Il ne s'agit toutefois pas de faire éteindre une critique légitime des journalistes, qui est salutaire. Nous ne sommes pas dans une défense corporatiste. Mais dans l'ensemble du débat public, ce que l'on appelle "les médias", est loin de ce qu'il y a de plus malhonnête. Je pense qu'un politique conséquent doit aujourd'hui s'intéresser à la réalité de la communication et de l'information, et proposer des politiques qui sont favorables à la liberté et à l'indépendance du pluralisme.

Quelles sont les actions récentes de RSF à ce titre ?

Nous avons créé en septembre une commission sur l'information et la démocratie, avec la participation de plusieurs Prix Nobel [la commission sera présidée par Shirin Ebadi, Prix Nobel de la Paix, et comptera parmi ses membres les lauréats du Prix Nobel d'économie Joseph Stiglitz et Amartya Sen, ainsi que l'écrivain et homme politique péruvien Mario Vargas Llosa, Prix Nobel de littérature], ainsi que de spécialistes de nouvelles technologies. Nous voulons, avec cette "Déclaration internationale sur l'information et la démocratie" que nous allons rédiger, reposer les garanties sur la liberté d'opinion dans un moment où ces garanties sont en danger.

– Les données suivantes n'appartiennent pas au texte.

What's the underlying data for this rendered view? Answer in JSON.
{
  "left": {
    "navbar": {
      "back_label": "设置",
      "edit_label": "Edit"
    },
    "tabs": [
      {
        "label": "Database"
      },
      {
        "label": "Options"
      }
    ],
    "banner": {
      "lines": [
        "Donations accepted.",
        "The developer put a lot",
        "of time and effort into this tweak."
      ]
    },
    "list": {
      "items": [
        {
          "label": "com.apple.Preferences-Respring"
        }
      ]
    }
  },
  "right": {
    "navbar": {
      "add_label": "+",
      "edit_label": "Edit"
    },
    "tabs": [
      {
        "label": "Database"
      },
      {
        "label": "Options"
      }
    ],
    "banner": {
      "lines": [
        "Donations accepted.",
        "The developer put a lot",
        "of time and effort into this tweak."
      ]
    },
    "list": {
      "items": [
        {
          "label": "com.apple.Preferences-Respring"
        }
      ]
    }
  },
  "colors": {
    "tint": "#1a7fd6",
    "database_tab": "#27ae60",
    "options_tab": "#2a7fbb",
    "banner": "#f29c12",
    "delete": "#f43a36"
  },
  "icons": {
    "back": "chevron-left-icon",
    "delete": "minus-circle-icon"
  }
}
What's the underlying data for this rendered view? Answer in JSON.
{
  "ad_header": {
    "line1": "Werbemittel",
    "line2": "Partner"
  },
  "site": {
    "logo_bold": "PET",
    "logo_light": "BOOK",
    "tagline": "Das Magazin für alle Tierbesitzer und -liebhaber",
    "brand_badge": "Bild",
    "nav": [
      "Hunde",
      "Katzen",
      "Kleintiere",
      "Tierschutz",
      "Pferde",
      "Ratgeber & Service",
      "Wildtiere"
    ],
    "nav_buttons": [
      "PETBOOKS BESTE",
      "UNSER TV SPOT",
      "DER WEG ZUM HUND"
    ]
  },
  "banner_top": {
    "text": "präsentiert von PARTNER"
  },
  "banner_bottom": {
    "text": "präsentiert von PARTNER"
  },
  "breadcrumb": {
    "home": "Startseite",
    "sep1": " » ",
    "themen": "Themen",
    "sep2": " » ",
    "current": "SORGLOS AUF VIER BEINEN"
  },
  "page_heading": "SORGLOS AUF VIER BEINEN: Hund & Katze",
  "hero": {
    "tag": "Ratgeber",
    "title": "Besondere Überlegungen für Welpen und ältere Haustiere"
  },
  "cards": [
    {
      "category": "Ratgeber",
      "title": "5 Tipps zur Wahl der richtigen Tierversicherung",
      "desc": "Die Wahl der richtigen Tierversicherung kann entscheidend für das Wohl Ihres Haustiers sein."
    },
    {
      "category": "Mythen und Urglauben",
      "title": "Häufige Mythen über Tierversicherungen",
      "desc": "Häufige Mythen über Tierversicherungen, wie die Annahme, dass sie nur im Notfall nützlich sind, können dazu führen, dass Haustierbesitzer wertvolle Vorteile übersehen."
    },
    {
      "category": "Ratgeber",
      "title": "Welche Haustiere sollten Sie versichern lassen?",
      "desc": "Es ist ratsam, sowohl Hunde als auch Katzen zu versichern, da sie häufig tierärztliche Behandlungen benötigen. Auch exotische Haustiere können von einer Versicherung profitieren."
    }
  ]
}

Aujourd'hui, nous sommes dans un écosystème qui favorise les informations malhonnêtes par rapport au contenu vérifié, et qui favorisent les régimes despotiques par rapport aux nations à modèle démocratique. Il faut tout de même rappeler que nous sommes dans la première période de l'histoire, depuis la Seconde Guerre mondiale, où le nombre de démocraties est en train de régresser.